25 abril 2014

39+1

Há exactamente um ano atrás eu e o Carneiro queríamos encontrar um sítio onde pudéssemos conversar calmamente mas que ao mesmo tempo nos permitisse aproveitar Lisboa numa tarde de sol. Depois de passarmos pelo Carmo e de comprarmos cravos vermelhos na rua (que é como deve ser), lembrámo-nos de que o Castelo tem entrada grátis para moradores de Lisboa.

Nunca ocorre a ninguém ir simplesmente passear ao Castelo, acho eu. Vai-se ao Castelo para mostrar Lisboa aos amigos turistas, vai-se ao Castelo em visita de estudo, entra-se no Castelo especificamente para ir ao museu, mas nunca ninguém se lembra de ir só ao Castelo. Ir ao Castelo. Como quem vai passear ao Terreiro do Paço ou como quem passa no Santini para comprar um gelado.
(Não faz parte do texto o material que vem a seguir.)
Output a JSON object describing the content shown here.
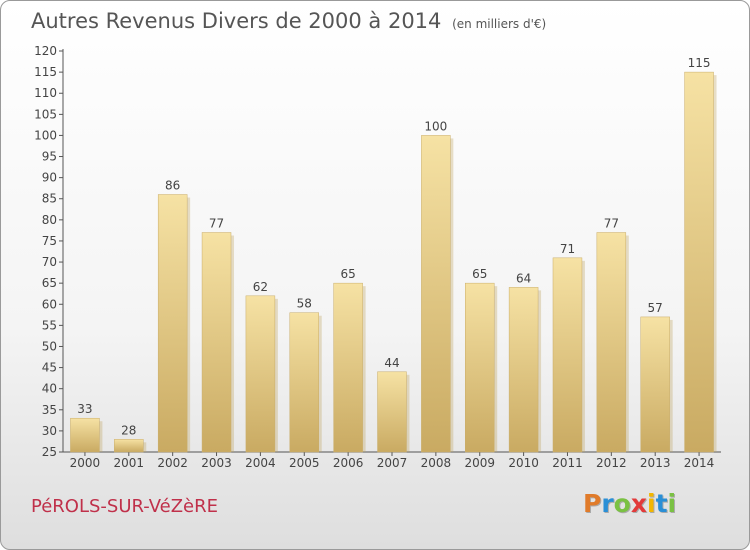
{
  "header": {
    "title": "Autres Revenus Divers de 2000 à 2014",
    "subtitle": "(en milliers d'€)"
  },
  "footer": {
    "commune": "PéROLS-SUR-VéZèRE",
    "logo": [
      "P",
      "r",
      "o",
      "x",
      "i",
      "t",
      "i"
    ],
    "logo_colors": [
      "#e07b2a",
      "#2a8fd6",
      "#7ac143",
      "#e23a3a",
      "#f2b600",
      "#2a8fd6",
      "#7ac143"
    ]
  },
  "chart_data": {
    "type": "bar",
    "title": "Autres Revenus Divers de 2000 à 2014",
    "categories": [
      "2000",
      "2001",
      "2002",
      "2003",
      "2004",
      "2005",
      "2006",
      "2007",
      "2008",
      "2009",
      "2010",
      "2011",
      "2012",
      "2013",
      "2014"
    ],
    "values": [
      33,
      28,
      86,
      77,
      62,
      58,
      65,
      44,
      100,
      65,
      64,
      71,
      77,
      57,
      115
    ],
    "ylim": [
      25,
      120
    ],
    "ytick_step": 5,
    "grid": false,
    "bar_color": "#e8cf86"
  }
}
E então fomos - pela primeira vez, fomos 'só' ao Castelo. E lá nos sentámos, junto às muralhas, a aproveitar o sol e a vista para a cidade, a conversar sobre os temas que nesse dia eram prementes.
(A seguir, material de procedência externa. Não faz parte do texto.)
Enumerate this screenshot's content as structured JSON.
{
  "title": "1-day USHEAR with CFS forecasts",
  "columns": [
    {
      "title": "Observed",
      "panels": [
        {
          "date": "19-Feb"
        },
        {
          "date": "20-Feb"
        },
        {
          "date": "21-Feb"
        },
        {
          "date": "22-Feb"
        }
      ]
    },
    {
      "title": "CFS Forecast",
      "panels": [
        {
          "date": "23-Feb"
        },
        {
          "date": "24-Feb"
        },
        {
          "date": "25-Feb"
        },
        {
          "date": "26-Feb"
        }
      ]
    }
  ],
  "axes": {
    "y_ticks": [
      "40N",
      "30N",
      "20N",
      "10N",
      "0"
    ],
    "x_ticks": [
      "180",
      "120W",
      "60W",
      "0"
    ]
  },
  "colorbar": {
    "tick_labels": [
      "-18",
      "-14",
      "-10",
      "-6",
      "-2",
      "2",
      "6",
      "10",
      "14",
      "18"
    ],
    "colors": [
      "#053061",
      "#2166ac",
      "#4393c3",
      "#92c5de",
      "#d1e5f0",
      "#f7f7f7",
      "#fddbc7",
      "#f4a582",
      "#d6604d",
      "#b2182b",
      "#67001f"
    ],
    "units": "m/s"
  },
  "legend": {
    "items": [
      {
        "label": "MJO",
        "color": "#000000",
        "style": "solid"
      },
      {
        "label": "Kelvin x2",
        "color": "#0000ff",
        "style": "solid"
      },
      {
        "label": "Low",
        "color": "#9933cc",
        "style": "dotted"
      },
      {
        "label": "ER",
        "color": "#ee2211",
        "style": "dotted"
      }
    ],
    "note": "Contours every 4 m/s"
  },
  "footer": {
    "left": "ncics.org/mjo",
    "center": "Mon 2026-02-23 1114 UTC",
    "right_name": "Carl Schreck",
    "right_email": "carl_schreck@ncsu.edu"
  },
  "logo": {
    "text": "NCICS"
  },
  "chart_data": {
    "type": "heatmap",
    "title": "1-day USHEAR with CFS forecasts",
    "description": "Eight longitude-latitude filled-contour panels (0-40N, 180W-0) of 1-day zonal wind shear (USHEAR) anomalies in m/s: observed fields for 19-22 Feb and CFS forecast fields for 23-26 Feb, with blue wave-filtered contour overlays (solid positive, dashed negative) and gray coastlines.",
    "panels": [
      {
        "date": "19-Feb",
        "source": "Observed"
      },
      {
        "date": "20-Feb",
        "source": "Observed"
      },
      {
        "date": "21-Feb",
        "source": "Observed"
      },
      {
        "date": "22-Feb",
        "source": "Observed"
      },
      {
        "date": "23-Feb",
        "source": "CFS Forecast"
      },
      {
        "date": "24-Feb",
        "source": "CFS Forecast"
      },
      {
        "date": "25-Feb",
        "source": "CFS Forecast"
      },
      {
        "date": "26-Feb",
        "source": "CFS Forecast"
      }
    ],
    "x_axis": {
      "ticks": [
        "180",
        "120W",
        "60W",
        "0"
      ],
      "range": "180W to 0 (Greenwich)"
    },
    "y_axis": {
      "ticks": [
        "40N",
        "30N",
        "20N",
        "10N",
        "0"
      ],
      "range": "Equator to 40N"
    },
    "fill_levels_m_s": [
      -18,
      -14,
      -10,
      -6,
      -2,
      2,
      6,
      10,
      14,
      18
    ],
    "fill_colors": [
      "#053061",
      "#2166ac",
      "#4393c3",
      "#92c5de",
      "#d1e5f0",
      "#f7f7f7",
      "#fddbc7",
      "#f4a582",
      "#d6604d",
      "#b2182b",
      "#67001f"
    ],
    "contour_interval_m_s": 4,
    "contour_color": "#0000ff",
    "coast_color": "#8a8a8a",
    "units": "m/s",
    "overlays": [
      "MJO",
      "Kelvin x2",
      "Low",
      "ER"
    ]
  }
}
Alguma vez ouviram Lisboa num feriado? Lisboa estava longe de estar deserta, mas parecia há um ano atrás quase solene de silenciosa. Não se ouvia nada a não ser um que outro murmúrio de turistas italianos que iam passando atrás de nós e os passarinhos (quão cliché) em pano de fundo. Parecia domingo de manhã.

Mas dos confins da cidade começou a soar-nos uma melodia conhecida. Vagamente, ao longe, mas cada vez mais nítida. Nada visível por entre a vista distante de edifícios e arvoredo, mas a multidão, os milhares de pessoas que nesse dia desciam a Avenida da Liberdade em manifestação, tinham chegado aos Restauradores. E a aproximação ao cotovelo da Praça do Rossio e a exposição directa às ameias do Castelo permitiram que o vento de Abril trouxesse até nós, incrédulos, pasmados, o murmúrio de uma multidão a cantar a "Grândola Vila Morena" por cima de uma cidade que se ouvia deserta.
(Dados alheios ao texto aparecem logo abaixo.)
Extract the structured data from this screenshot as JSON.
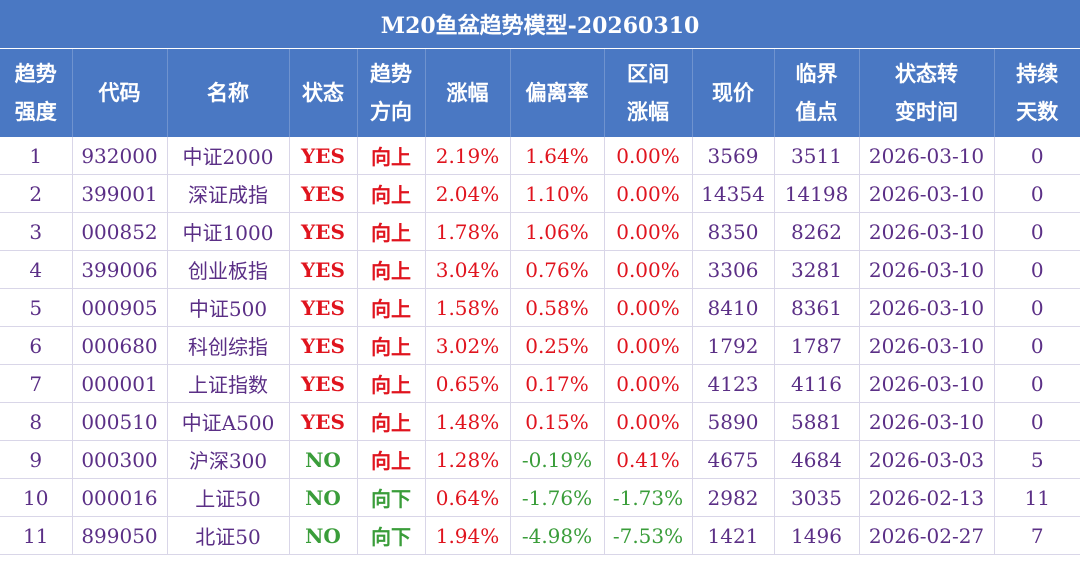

Nada mais era visível ou audível, nada tinha mudado - a paisagem que se estendia colina abaixo era a mesma, as pessoas continuavam desaparecidas da rua, e o rio daquele azul brilhante que é só de Lisboa com sol. Tudo igual ao momento imediatamente anterior. Mas um som vibrante de vozes emocionadas e tambores a bater o tempo erguia-se da cidade, cada vez mais forte, como se alguém tivesse ligado altifalantes algures na muralha.

Lisboa antes muda, domingo de manhã numa quinta feira à tarde, vista das ameias do Castelo e banhada em sol de primavera, soava ali, para nós sozinhos, a Zeca Afonso.

Não vimos a multidão, por isso posso assumir que a cidade cantou sozinha naquele dia. Assumo que o som saiu das pedras da calçada e que se elevou pelos telhados da Baixa só porque urgia relembrar a cidade de há 39 anos atrás.

Naquele dia o Castelo foi espectador único daquele tributo tão inesperadamente íntimo, um dos mais bonitos que tive a honra de testemunhar enquanto lisboeta. Abril cantado pela cidade, para a cidade. Hoje, a 2800 kms do Rossio, resta-me comprar cravos vermelhos e continuar a escrever.